3- Une opposition en retard et amorphe
S’il y a une réalité que tous les Béninois reconnaissent aujourd’hui, c’est que l’opposition béninoise est en retard par rapport à la rapidité des réformes politiques intervenues dans le pays. Elle semble même ne s’y être pas préparée. Ainsi, elle a été orpheline de tactique et s’est exclue par sa léthargie, des élections législatives capitales pour tout parti politique en 2019. Cette faiblesse qui est la résultante de l’incapacité des leaders de l’opposition à oublier les petites querelles et à s’entendre sur le minimum, a été comprise et interprétée par l’ensemble de la population comme une lâcheté et un égoïsme impardonnables. Cette opposition en lambeaux fait naturellement le jeu du président Talon qui a vu ses concurrents s’autodétruire, s’auto-exclure avant même les joutes électorales. C’est donc une grande chance pour le chef de l’Etat qui a un boulevard ouvert devant lui pour la Marina en avril prochain.

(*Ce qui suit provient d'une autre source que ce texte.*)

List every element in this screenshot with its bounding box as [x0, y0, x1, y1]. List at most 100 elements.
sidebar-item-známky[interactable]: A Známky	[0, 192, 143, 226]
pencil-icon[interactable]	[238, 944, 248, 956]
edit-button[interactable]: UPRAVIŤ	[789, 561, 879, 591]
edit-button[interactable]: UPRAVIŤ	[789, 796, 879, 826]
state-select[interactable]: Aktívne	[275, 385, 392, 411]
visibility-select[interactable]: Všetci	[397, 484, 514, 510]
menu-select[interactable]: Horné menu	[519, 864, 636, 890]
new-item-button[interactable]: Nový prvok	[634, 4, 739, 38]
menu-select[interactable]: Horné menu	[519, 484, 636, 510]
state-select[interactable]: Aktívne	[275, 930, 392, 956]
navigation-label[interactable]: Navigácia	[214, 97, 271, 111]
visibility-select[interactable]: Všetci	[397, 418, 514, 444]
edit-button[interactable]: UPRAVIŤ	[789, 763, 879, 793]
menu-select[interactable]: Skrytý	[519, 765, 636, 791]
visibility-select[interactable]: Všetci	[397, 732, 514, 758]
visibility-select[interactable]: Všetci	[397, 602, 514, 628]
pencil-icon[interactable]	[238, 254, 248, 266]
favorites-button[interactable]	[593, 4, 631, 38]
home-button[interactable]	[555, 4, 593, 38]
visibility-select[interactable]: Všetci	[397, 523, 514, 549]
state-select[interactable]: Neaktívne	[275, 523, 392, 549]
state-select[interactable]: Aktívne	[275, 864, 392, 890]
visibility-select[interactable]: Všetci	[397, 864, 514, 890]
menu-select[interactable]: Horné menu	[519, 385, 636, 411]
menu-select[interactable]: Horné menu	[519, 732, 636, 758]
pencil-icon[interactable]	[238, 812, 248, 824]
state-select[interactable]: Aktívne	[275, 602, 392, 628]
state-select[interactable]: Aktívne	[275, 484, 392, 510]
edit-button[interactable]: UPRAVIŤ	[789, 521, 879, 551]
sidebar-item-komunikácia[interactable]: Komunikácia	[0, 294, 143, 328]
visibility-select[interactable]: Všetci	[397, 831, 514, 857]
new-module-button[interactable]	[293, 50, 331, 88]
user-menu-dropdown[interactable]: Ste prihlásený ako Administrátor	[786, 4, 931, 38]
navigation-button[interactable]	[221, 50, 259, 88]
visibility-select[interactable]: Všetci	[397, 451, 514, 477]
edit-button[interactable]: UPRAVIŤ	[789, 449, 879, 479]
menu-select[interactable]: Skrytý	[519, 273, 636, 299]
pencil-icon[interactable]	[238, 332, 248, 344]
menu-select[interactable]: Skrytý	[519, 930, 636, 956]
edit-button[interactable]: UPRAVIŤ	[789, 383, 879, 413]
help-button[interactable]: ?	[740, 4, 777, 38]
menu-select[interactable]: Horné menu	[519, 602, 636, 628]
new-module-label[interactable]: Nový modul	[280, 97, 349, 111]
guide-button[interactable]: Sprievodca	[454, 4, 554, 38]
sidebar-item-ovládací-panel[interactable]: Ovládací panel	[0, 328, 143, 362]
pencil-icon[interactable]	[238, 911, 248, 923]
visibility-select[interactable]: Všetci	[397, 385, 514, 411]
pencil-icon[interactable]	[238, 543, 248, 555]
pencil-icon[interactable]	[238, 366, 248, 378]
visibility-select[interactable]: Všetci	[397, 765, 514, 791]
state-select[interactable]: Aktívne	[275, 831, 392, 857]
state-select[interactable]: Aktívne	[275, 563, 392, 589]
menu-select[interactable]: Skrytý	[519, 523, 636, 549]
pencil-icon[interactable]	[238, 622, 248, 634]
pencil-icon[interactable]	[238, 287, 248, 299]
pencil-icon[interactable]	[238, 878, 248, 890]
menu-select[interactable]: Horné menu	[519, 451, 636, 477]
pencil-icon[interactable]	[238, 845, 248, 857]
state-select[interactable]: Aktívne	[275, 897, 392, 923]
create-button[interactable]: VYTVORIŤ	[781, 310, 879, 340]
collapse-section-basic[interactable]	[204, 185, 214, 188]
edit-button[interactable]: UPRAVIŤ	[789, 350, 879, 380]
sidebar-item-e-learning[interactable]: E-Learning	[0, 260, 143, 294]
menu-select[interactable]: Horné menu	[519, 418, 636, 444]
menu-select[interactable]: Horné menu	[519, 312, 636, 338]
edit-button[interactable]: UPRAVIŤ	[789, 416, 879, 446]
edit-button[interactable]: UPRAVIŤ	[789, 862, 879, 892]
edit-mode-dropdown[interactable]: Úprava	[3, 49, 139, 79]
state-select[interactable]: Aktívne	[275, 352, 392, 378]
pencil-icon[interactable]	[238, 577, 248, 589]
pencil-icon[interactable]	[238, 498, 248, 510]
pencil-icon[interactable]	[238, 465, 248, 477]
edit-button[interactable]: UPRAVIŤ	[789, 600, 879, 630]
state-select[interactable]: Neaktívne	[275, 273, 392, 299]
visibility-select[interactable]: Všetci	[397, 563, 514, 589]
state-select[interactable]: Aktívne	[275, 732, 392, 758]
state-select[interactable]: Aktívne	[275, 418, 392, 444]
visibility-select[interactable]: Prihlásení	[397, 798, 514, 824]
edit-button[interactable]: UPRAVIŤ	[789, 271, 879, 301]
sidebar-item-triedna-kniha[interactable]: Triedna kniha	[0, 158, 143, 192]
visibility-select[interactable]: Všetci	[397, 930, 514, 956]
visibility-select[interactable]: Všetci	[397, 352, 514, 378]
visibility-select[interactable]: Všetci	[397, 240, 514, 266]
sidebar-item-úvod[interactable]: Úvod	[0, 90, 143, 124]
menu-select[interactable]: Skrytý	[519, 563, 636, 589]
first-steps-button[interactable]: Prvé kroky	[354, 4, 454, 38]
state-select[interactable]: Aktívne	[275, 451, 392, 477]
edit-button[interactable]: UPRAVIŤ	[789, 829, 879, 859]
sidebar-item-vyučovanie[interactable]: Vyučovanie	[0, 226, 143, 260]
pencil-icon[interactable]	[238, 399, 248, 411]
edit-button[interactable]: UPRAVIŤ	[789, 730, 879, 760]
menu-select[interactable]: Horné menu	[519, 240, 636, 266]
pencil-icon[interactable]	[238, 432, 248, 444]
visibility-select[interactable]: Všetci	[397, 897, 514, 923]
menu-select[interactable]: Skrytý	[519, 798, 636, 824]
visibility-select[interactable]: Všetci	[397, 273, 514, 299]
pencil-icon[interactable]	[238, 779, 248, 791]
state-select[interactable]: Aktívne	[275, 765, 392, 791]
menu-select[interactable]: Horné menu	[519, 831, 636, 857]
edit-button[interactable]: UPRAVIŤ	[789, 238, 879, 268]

4- Un peuple compréhensif, résilient
Parfois, je me sens juste heureux d’être un Béninois et d’appartenir à ce vaillant peuple. Le peuple béninois, contrairement à d’autres peuples qui cèdent aux diverses sirènes de la haine et de la violence, sait facilement s’adapter à toutes les situations surtout s’il a conscience qu’elles concurrent au développement du Bénin. Pendant 17 ans, il a subi la dictature de Mathieu Kérékou et a su s’adapter aux nouveautés intervenues durant cette période. Malgré les différentes difficultés économiques connues par ce peuple depuis 1990, il a su se relever et se montrer résilient à toutes les situations. C’est le genre de peuple qui accepte faire des sacrifices pour se construire un lendemain meilleur. Cette constance sociologique est aussi une chance pour le chef de l’Etat pour sa réélection.
Voilà, de façon brève, chers amis, quelques-unes des chances dont dispose le chef de l’Etat Patrice Talon pour sa réélection. Pour le reste de l’écrit, j’évoquerai avec vous les menaces à ses ambitions et des attentes des Béninois de cette élection. Je m’excuse pour le retard pris dans l’écrit. Je suis un chirurgien et j’ai rarement le temps. Je ferai l’effort de vous livrer le reste de mes réflexions d’ici la semaine prochaine. Je vous remercie pour l’effort de lecture.